29/07/2024
Insights Blog

The Department of Enterprise, Trade and Employment has published the General Scheme of the Registration of Limited Partnerships and Business Names Bill 2024, containing proposals to reform the Limited Partnerships Act 1907.  It consulted on possible reforms in January 2019.

Below are the key proposals from the General Scheme (which may be amended before the Bill itself is formally published).

REGISTRATION

  • At the moment, when a limited partnership (LP) is registered, it can then move its principal place of business (PPOB) outside Ireland.  The General Scheme proposes that LPs be required to maintain an ongoing connection with Ireland via an Irish registered office or PPOB. The General Scheme refers in different places to an LP having an office and PPOB, or an office or PPOB – the exact requirement should be clarified when the Bill itself is published.
  • Applicants will need to demonstrate that the LP will carry on an economic activity in Ireland and that at least one general partner (GP) will be EEA-resident or have an EEA PPOB for the life of the LP. Information must be provided on the principal activity of the LP (rather than the general nature of its business, as is currently the case).
  • There is formal confirmation that a body corporate can be a GP in an LP (reflecting the view in practice).
  • An LPs name must end with ‘limited partnership’ / ‘lp’ / ‘l.p.’ (or Irish equivalent).
  • LP certificates issued by the Registrar would clarify that an LP is a business agreement, not a separate legal entity. Registration as an LP would take effect from the date on the certificate of registration, and not earlier (a number of respondents to the 2019 consultation had suggested that, rather than failure to register rendering an LP a general partnership, the consequences should instead be dealt with by way of (for example) penalties against the GP, but this suggestion is not reflected in the General Scheme).
  • LPs must notify the Registrar of changes to registered information within 14 days. Failure to do so could lead to the removal of the LP from the register (rendering it a general partnership with the consequent loss of limited liability protection for the limited partners).

TRANSITION PERIOD

When the new legislation is commenced, existing LP registrations will be protected.  The Registrar will then have 30 months to:

  • Identify and remove 1907 LPs that have ceased to operate from the register.
  • Notify existing 1907 LPs of the steps required to re-register or remove themselves from the register.
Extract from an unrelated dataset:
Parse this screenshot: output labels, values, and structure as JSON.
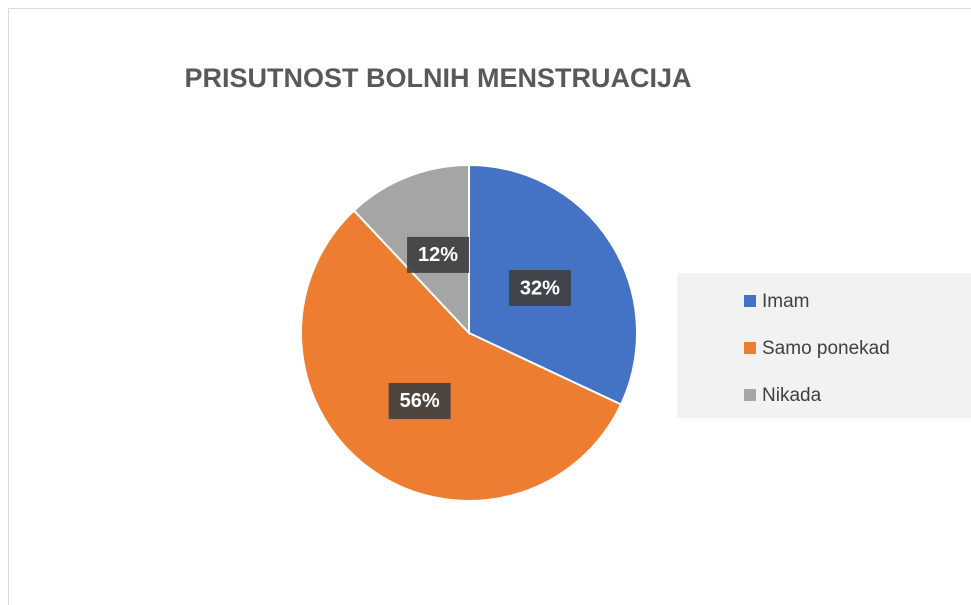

An LP will then have 12 months to re-register once it receives a notice, or the Registrar may remove it from the register.

REPORTING

The General Scheme proposes that each LP file an Annual Confirmation Statement by 1 July each year confirming its registered details.  This would not replace the requirement to file notices of changes as they occur, or the requirement for qualifying LPs to file annual financial accounts.

STRIKE-OFF

  • An LP would be able to apply to be removed from the register.
  • The Registrar would also be able to strike an LP from the register via a staged removal process which would give an LP several opportunities to rectify any issues.  Key compliance points for LPs will be the requirement to have a registered office / PPOB in the State; the Annual Confirmation Statement requirement; and the requirement to disclose beneficial ownership information (see below).  If an LP is struck-off, there would be a process for restoring it if it regularises its affairs.

BENEFICIAL OWNERSHIP

The General Scheme proposes a Register of Beneficial Ownership of partners who are incorporated or administered outside the EEA.  That information must be provided within 6 months of registration of a new LP under the new legislation, or within 12 months of a 1907 Act partnership receiving a re-registration notice from the Registrar (see above).

OTHER POINTS TO NOTE

Some key suggestions made to the Department in response to its 2019 consultation, which have not been reflected in the General Scheme, include:

  • In line with the approach taken in the UK under the Legislative Reform (Private Fund Limited Partnerships) Order 2017), introducing a specific category of limited partnerships in which limited partners can avail of a ‘white-list’ of permitted actions that they can take without risking loss of their limited liability.
  • Removing the requirement for limited partners’ capital contributions to be specified in documents filed with the Registrar, and / or completely removing the requirement for limited partners to make capital contributions.
  • Removing the requirement for a limited partner to return any capital contribution withdrawn from the LP before the end of its term.
  • Removing the limit on the number of limited partners (20) (notwithstanding that it was removed some time ago in the UK and in Northern Ireland).